In the trailer there is a cut. One shot of someone heading towards the surface. Cut. Shot of someone looking into the distance cheering. Time will tell but I don’t think your assessment is correct.

Yeah, that is the impression I got from that shot.

I have to apologize to Mr. Emmerich. I saw Midway, and it was both good and historically accurate (save a few minor quibbles).

I saw it opening day in a completely empty theater but left without a lot of thoughts so I never really had much to say in this thread.

It was a 100% by the numbers film, they got mostly everything right but it really wasn’t that exciting despite the source material. 75% of the dialog felt like it was exposition telling the audience basic historical facts (“Hey you’re torpedoes are faulty!!!” etc.) and the other 25% was incredibly cliche war film lines.

I watched Knives Out the other day, and Midway must have been playing next door (well, at least somewhere in the complex!).
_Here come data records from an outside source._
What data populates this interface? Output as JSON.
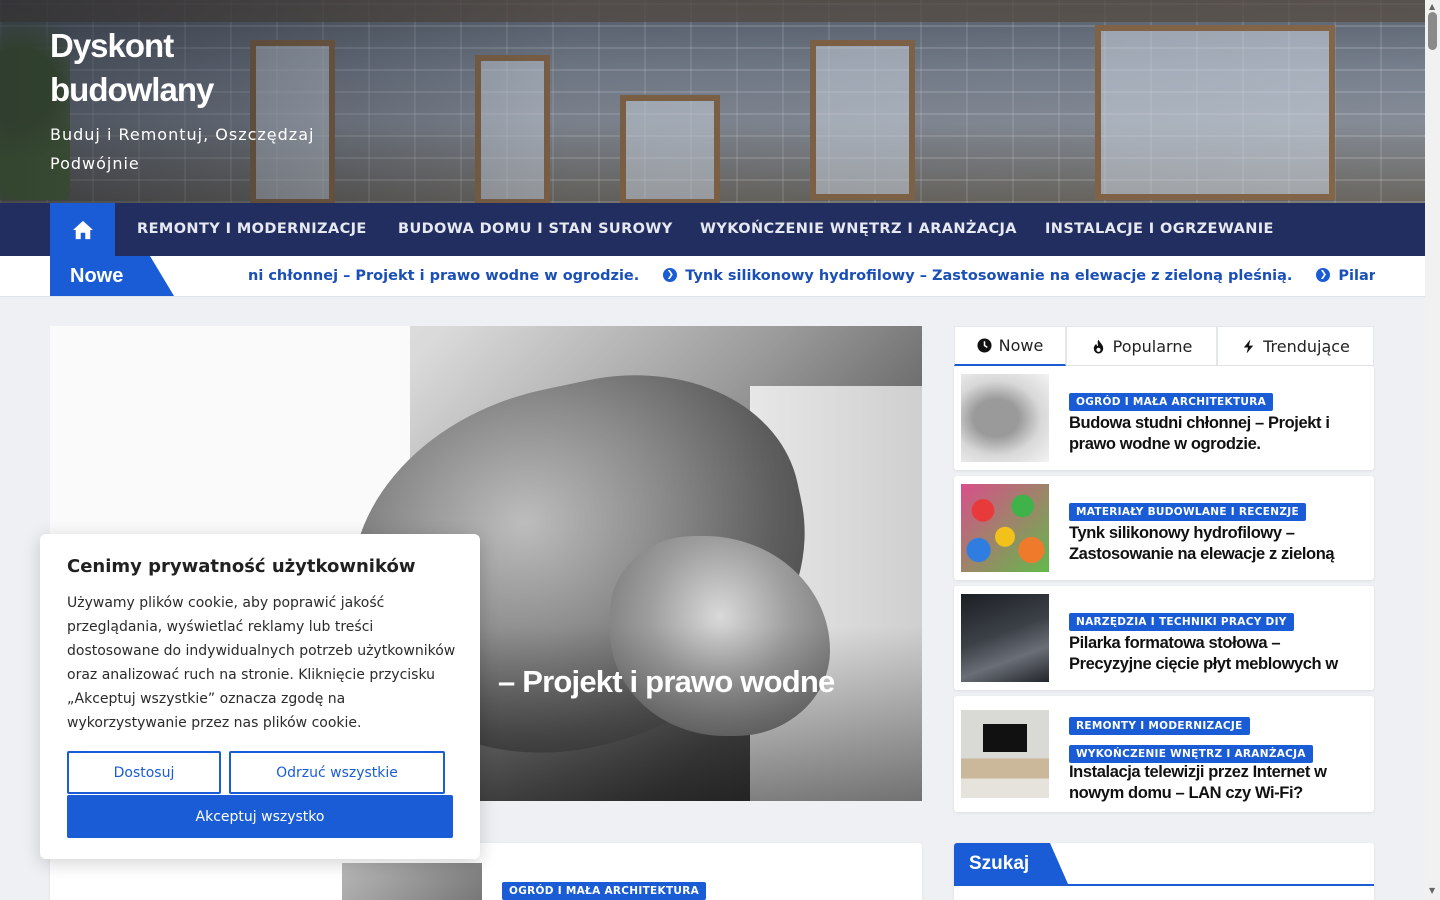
{
  "colors": {
    "primary": "#1a5cd6",
    "nav_bg": "#222e5f",
    "page_bg": "#eef0f4"
  },
  "site": {
    "title": "Dyskont budowlany",
    "description": "Buduj i Remontuj, Oszczędzaj Podwójnie"
  },
  "nav": {
    "home_icon": "home-icon",
    "items": [
      "REMONTY I MODERNIZACJE",
      "BUDOWA DOMU I STAN SUROWY",
      "WYKOŃCZENIE WNĘTRZ I ARANŻACJA",
      "INSTALACJE I OGRZEWANIE"
    ]
  },
  "ticker": {
    "label": "Nowe",
    "items": [
      "ni chłonnej – Projekt i prawo wodne w ogrodzie.",
      "Tynk silikonowy hydrofilowy – Zastosowanie na elewacje z zieloną pleśnią.",
      "Pilarka f"
    ]
  },
  "hero": {
    "title_visible": "– Projekt i prawo wodne"
  },
  "post": {
    "category": "OGRÓD I MAŁA ARCHITEKTURA"
  },
  "tabs": [
    {
      "label": "Nowe",
      "icon": "clock-icon"
    },
    {
      "label": "Popularne",
      "icon": "flame-icon"
    },
    {
      "label": "Trendujące",
      "icon": "bolt-icon"
    }
  ],
  "side_posts": [
    {
      "categories": [
        "OGRÓD I MAŁA ARCHITEKTURA"
      ],
      "title": "Budowa studni chłonnej – Projekt i prawo wodne w ogrodzie."
    },
    {
      "categories": [
        "MATERIAŁY BUDOWLANE I RECENZJE"
      ],
      "title": "Tynk silikonowy hydrofilowy – Zastosowanie na elewacje z zieloną pleśnią."
    },
    {
      "categories": [
        "NARZĘDZIA I TECHNIKI PRACY DIY"
      ],
      "title": "Pilarka formatowa stołowa – Precyzyjne cięcie płyt meblowych w warsztacie."
    },
    {
      "categories": [
        "REMONTY I MODERNIZACJE",
        "WYKOŃCZENIE WNĘTRZ I ARANŻACJA"
      ],
      "title": "Instalacja telewizji przez Internet w nowym domu – LAN czy Wi-Fi?"
    }
  ],
  "search": {
    "title": "Szukaj"
  },
  "cookie": {
    "title": "Cenimy prywatność użytkowników",
    "text": "Używamy plików cookie, aby poprawić jakość przeglądania, wyświetlać reklamy lub treści dostosowane do indywidualnych potrzeb użytkowników oraz analizować ruch na stronie. Kliknięcie przycisku „Akceptuj wszystkie” oznacza zgodę na wykorzystywanie przez nas plików cookie.",
    "customize": "Dostosuj",
    "reject": "Odrzuć wszystkie",
    "accept": "Akceptuj wszystko"
  }
}
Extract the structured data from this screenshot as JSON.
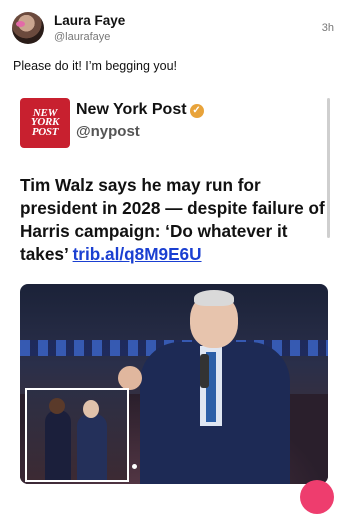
{
  "post": {
    "author_name": "Laura Faye",
    "author_handle": "@laurafaye",
    "timestamp": "3h",
    "text": "Please do it! I’m begging you!"
  },
  "quoted": {
    "logo_text": [
      "NEW",
      "YORK",
      "POST"
    ],
    "source_name": "New York Post",
    "source_handle": "@nypost",
    "verified_icon": "verified-badge-icon",
    "headline": "Tim Walz says he may run for president in 2028 — despite failure of Harris campaign: ‘Do whatever it takes’",
    "link": "trib.al/q8M9E6U"
  },
  "colors": {
    "logo_red": "#c8202f",
    "link_blue": "#1a3fd1",
    "verified_gold": "#e8a33a",
    "fab_pink": "#ee3d6e"
  }
}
All through my movie BOOM BOOM BOOMBOOM. It was annoying.

Many Yharin ago, I had a 70mm print of 2010 in my cinema complex. At the end, where Discovery lights her engines, the boom was enough to send the manager of the department store under us flying up the escalator screaming we had bounced everything off her office desk, again.

…and the home office wondered why we kept “Breakin II Electric Boogaloo” in the house next to our 70mm screen. Hell, you could feel the floor move at the concession stand, 6 houses away!
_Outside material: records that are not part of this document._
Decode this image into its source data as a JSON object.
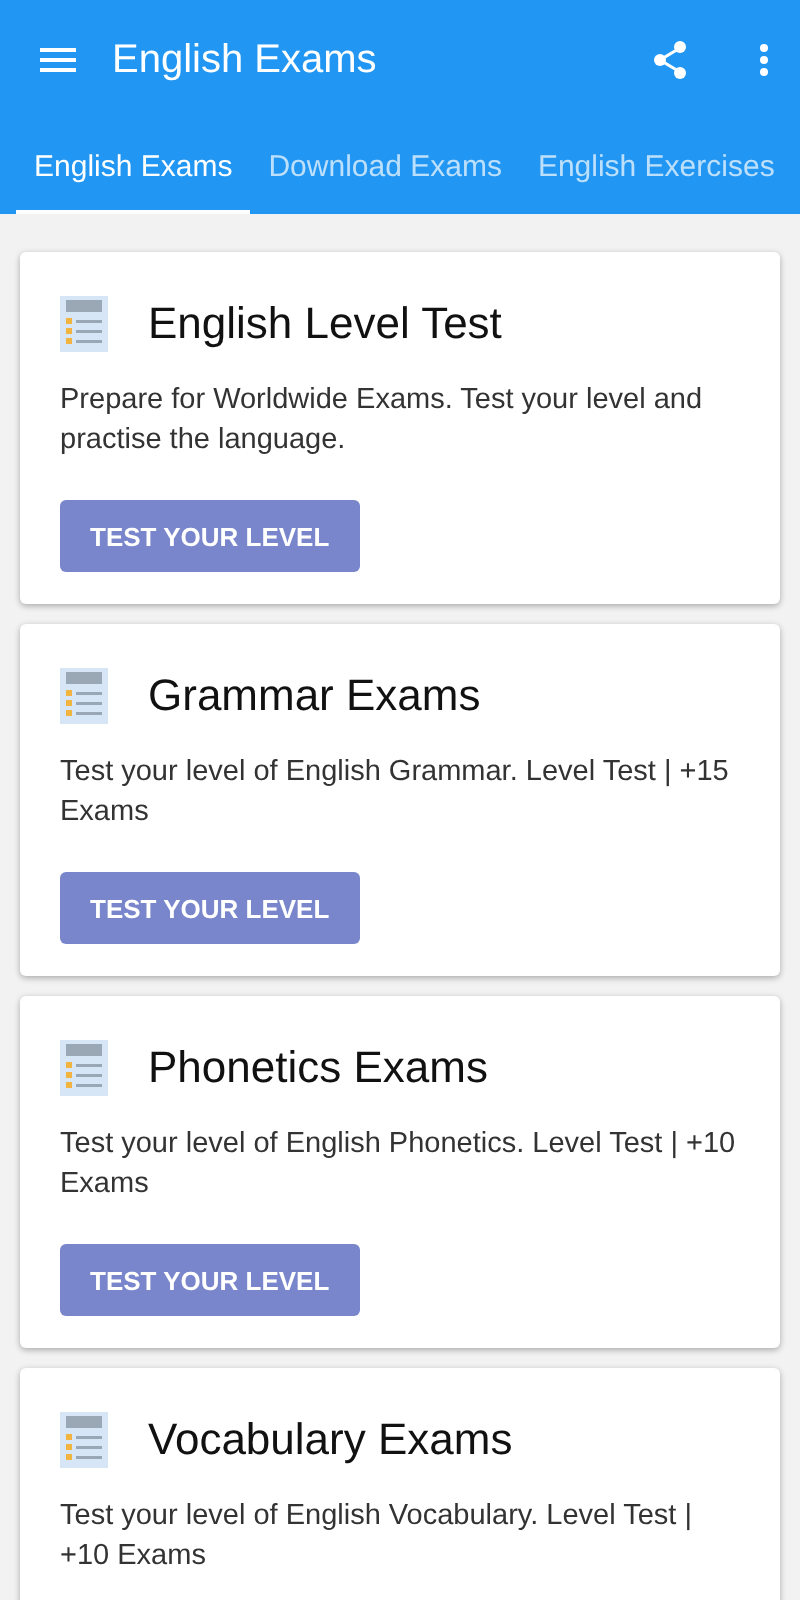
{
  "app_bar": {
    "title": "English Exams"
  },
  "tabs": [
    {
      "label": "English Exams",
      "selected": true
    },
    {
      "label": "Download Exams",
      "selected": false
    },
    {
      "label": "English Exercises",
      "selected": false
    }
  ],
  "cards": [
    {
      "title": "English Level Test",
      "description": "Prepare for Worldwide Exams. Test your level and practise the language.",
      "button": "TEST YOUR LEVEL"
    },
    {
      "title": "Grammar Exams",
      "description": "Test your level of English Grammar. Level Test | +15 Exams",
      "button": "TEST YOUR LEVEL"
    },
    {
      "title": "Phonetics Exams",
      "description": "Test your level of English Phonetics. Level Test | +10 Exams",
      "button": "TEST YOUR LEVEL"
    },
    {
      "title": "Vocabulary Exams",
      "description": "Test your level of English Vocabulary. Level Test | +10 Exams"
    }
  ]
}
Yes, we saw it. I was wondering why they left in like 15 minutes of Doolittle’s raid, until I remembered the chinese market.

Also I think Harrelson was terrible.

Good action scenes. Many nits could be picked but not bad as films go.

Use the Force.

Regards,
Shodan

I have often wondered whether movie-house owners receive some sort of kickback from local sellers of hearing aids.

(Haven’t seen the movie, yet. Wikipedia says it cost $100 million and has taken in only (!) $123 million to date. Maybe the Chinese market shrugged?)